Regularization · AI / ML · Code with Animation

What is regularization?

Regularization is the set of techniques that stop a model from memorizing the training data and help it generalize to new data. Dropout randomly disables units during training, weight decay penalizes large weights, and early stopping halts before the model starts overfitting.

Why it matters

A deep network has enough capacity to memorize its training set perfectly and fail on everything else. Regularization is what makes the difference between a model that works on real inputs and one that only works on what it has seen.
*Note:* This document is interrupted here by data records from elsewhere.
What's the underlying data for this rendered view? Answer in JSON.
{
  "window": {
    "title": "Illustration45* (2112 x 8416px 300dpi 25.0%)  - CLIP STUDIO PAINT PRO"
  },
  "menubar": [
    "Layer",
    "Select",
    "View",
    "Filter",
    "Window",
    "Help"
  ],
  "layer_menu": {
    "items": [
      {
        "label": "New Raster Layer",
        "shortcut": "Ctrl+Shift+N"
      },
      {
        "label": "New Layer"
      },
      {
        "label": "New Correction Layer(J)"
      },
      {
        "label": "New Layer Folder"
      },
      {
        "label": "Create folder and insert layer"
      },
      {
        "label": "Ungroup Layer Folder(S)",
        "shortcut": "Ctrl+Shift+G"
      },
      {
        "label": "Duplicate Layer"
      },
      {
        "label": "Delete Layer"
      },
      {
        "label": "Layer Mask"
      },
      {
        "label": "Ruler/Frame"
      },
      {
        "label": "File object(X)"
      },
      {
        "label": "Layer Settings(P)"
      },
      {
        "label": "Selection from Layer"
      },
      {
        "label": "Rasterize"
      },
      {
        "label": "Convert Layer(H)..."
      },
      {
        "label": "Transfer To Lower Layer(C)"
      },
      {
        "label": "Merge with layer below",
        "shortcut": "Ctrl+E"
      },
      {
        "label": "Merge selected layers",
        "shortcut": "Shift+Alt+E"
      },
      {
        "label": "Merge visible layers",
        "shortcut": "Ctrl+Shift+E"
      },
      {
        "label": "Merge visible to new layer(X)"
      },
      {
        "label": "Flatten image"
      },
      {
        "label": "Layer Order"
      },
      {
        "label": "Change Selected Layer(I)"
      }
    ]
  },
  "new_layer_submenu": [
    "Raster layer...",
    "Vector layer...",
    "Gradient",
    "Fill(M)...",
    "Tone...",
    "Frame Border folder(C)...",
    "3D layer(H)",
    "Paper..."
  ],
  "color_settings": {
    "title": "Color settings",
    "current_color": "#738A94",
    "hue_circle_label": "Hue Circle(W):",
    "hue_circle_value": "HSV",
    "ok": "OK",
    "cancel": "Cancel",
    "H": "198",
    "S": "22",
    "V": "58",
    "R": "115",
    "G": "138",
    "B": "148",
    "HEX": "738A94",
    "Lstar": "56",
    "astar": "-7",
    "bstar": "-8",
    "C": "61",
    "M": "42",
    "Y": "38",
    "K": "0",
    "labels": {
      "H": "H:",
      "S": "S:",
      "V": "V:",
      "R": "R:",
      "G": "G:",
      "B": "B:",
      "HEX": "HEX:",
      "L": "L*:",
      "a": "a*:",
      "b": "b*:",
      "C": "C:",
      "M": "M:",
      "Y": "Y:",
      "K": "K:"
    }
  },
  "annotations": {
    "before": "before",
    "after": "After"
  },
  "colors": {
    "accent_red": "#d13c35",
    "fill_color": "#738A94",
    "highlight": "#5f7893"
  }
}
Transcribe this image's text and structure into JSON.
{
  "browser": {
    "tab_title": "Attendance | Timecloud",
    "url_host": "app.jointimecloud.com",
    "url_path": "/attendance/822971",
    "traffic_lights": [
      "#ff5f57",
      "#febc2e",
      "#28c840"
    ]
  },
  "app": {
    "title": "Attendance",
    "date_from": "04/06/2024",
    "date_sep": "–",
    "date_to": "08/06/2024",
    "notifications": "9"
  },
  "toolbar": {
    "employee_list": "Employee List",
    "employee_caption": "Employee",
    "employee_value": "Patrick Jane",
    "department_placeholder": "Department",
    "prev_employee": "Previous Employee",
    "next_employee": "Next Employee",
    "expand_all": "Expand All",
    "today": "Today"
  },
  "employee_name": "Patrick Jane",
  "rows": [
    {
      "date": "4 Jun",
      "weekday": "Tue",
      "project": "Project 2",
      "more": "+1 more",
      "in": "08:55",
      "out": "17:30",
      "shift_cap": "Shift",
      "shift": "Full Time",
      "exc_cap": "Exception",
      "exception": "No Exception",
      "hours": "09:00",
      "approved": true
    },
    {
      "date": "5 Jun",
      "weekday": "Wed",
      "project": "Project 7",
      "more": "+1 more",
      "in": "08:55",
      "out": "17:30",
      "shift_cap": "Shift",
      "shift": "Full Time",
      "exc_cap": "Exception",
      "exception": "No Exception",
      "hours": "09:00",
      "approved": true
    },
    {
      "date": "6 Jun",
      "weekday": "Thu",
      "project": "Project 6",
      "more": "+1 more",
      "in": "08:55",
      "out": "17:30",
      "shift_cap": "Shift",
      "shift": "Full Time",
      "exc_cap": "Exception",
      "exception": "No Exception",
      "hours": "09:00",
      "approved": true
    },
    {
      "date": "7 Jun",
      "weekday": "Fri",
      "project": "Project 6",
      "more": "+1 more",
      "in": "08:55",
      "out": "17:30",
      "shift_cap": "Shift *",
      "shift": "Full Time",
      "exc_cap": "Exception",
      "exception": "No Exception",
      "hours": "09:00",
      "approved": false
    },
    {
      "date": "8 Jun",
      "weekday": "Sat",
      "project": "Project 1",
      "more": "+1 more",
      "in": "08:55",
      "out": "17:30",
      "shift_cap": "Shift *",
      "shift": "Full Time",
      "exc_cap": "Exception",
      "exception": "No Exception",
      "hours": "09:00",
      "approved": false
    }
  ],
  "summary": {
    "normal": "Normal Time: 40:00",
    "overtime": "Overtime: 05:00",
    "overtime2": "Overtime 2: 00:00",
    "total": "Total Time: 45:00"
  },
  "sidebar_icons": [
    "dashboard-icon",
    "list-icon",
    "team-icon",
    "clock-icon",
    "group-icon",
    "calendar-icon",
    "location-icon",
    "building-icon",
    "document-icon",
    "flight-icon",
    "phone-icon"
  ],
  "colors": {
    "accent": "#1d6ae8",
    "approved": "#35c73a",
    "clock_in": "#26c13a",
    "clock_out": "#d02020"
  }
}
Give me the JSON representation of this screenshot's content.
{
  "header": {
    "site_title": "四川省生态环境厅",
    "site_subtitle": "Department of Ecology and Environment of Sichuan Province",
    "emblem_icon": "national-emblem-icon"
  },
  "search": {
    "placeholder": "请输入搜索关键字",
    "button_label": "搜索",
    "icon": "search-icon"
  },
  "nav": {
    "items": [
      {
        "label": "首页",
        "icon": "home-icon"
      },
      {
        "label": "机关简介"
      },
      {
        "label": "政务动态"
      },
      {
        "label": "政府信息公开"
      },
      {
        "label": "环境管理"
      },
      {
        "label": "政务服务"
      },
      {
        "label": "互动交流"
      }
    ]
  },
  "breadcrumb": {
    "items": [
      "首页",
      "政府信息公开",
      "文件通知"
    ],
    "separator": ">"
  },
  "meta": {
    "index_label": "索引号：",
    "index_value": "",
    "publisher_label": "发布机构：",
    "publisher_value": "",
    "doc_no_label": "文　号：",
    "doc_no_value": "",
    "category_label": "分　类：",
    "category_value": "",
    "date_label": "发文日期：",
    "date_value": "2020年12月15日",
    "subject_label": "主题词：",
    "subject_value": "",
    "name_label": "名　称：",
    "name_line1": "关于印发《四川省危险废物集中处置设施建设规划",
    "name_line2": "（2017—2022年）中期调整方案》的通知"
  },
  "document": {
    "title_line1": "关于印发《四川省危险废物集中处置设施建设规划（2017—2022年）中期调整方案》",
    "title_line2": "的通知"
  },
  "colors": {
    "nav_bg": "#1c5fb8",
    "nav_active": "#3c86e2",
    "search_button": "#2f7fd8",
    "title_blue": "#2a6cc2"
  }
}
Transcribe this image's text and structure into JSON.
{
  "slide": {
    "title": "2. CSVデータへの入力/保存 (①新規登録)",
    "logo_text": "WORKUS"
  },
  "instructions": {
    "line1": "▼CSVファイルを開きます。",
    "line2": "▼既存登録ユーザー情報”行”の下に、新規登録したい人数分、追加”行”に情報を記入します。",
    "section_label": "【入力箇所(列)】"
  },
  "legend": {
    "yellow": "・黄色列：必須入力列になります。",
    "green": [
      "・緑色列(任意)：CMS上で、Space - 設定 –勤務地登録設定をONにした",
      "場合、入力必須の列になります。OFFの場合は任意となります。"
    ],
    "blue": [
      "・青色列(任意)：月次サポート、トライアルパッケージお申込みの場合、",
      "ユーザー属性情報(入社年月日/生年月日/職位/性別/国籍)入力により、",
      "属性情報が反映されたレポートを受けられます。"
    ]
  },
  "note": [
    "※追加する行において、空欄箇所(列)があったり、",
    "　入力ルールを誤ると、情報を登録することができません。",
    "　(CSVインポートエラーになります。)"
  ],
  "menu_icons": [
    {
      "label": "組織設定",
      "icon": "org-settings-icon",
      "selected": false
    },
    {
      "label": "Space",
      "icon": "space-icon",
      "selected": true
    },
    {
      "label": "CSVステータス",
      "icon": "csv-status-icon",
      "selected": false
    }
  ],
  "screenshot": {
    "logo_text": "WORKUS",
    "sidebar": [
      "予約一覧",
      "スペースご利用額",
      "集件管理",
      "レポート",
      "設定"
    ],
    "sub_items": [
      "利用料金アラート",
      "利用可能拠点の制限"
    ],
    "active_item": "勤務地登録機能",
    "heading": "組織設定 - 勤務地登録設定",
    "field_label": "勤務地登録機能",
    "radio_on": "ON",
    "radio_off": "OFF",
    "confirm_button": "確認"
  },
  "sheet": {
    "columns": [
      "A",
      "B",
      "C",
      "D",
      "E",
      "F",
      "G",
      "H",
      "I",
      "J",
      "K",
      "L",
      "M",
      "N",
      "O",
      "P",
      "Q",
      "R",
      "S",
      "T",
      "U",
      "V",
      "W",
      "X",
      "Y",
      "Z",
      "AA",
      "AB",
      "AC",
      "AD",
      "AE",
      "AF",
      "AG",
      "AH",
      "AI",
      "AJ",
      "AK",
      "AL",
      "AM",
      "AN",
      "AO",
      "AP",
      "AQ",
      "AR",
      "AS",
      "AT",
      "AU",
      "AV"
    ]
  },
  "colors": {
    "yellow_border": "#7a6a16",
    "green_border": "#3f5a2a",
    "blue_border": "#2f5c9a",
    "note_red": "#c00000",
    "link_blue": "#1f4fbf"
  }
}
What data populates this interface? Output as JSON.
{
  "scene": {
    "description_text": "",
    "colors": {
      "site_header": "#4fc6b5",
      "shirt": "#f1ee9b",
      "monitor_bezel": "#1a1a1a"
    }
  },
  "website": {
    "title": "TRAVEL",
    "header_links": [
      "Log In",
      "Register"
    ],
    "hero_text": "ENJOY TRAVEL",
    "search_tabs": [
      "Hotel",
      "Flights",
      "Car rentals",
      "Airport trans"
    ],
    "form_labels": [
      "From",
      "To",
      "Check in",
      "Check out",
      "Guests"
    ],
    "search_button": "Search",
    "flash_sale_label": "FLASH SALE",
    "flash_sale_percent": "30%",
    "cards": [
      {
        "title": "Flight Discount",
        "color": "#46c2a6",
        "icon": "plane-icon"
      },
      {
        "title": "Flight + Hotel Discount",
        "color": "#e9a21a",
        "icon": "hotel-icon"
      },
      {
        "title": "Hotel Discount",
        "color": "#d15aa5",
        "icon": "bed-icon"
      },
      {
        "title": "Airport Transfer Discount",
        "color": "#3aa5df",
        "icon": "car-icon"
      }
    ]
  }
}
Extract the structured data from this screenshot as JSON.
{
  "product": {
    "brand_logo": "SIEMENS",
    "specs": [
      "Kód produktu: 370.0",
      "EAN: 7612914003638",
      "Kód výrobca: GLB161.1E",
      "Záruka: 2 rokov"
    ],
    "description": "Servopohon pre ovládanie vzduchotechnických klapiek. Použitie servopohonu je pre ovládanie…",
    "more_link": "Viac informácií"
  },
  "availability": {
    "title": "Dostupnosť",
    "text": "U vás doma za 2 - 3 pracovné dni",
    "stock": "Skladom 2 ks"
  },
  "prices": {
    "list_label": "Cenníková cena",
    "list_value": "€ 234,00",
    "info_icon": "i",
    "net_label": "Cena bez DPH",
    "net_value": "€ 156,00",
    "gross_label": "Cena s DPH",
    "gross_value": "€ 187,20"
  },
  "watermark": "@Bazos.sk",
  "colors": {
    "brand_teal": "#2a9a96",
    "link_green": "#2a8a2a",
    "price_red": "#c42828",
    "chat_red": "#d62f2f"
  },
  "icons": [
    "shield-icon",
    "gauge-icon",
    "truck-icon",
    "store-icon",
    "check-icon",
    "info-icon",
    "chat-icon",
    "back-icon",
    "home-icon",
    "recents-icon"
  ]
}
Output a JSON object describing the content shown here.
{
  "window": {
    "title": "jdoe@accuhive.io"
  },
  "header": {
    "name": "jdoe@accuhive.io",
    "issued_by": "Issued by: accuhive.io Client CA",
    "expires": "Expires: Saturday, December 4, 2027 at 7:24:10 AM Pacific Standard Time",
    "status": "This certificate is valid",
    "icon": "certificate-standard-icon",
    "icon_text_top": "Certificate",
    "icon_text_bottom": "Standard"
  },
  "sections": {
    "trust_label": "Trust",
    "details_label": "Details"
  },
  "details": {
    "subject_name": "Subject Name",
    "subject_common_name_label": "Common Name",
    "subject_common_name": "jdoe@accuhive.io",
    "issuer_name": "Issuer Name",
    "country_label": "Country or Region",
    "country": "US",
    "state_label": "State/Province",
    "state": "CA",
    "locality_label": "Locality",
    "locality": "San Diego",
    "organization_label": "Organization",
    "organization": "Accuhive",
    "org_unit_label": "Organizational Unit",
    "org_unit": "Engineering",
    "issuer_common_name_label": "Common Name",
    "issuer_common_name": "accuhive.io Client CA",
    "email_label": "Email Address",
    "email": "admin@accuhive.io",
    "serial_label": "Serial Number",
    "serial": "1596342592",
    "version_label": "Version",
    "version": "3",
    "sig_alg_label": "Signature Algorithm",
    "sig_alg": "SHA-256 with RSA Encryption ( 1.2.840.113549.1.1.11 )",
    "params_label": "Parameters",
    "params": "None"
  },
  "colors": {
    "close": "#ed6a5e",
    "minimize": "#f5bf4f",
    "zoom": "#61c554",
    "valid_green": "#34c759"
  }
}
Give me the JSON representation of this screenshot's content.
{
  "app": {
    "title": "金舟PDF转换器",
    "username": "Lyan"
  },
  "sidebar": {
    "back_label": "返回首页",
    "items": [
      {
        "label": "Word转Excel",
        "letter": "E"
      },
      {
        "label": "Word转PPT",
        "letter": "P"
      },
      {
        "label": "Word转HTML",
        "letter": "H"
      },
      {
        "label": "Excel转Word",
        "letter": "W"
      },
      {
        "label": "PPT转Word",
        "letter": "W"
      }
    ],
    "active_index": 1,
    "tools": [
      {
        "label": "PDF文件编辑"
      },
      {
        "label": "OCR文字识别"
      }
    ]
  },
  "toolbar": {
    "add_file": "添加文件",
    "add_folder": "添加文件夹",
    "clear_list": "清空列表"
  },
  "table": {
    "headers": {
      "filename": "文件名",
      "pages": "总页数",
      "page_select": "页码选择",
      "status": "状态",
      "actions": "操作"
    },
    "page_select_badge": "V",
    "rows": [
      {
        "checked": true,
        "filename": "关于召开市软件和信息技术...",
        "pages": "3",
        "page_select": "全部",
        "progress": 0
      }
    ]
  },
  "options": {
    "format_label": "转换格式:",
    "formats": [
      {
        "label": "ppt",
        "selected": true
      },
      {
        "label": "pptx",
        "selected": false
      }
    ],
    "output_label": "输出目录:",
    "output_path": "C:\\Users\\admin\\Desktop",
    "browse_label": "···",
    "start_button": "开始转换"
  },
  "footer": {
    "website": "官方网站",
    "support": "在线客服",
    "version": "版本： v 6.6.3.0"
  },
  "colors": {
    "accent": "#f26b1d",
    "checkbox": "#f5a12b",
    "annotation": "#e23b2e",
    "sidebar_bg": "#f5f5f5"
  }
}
It is essential to training useful deep models.

What to learn

Overfitting in deep networks and why capacity invites it
Dropout and how it forces robustness
Weight decay (L2 regularization)
Early stopping on validation loss
Data augmentation as regularization
Batch normalization's regularizing effect
Reading the train-validation gap

Common pitfall

Leaving dropout active during evaluation, or adding so much regularization that the model can no longer fit the data — underfitting. Dropout must be turned off at inference (frameworks do this when you switch to eval mode), and regularization is a dial: enough to close the train-validation gap, not so much that both losses stay high.

Resources

Primary (free):

Google — Regularization · docs
PyTorch — Dropout · docs
Deep Learning Book — Regularization · docs

Practice

Take an overfitting model — training loss far below validation loss — and add regularization: dropout, weight decay, and early stopping. Watch the train-validation gap shrink. Then over-regularize on purpose and watch it underfit. Done when you can tune regularization to close the gap without crushing performance.

Outcomes

Recognize overfitting from the train-validation gap.
Apply dropout, weight decay, and early stopping.
Switch dropout off correctly at inference.
Tune regularization between over- and underfitting.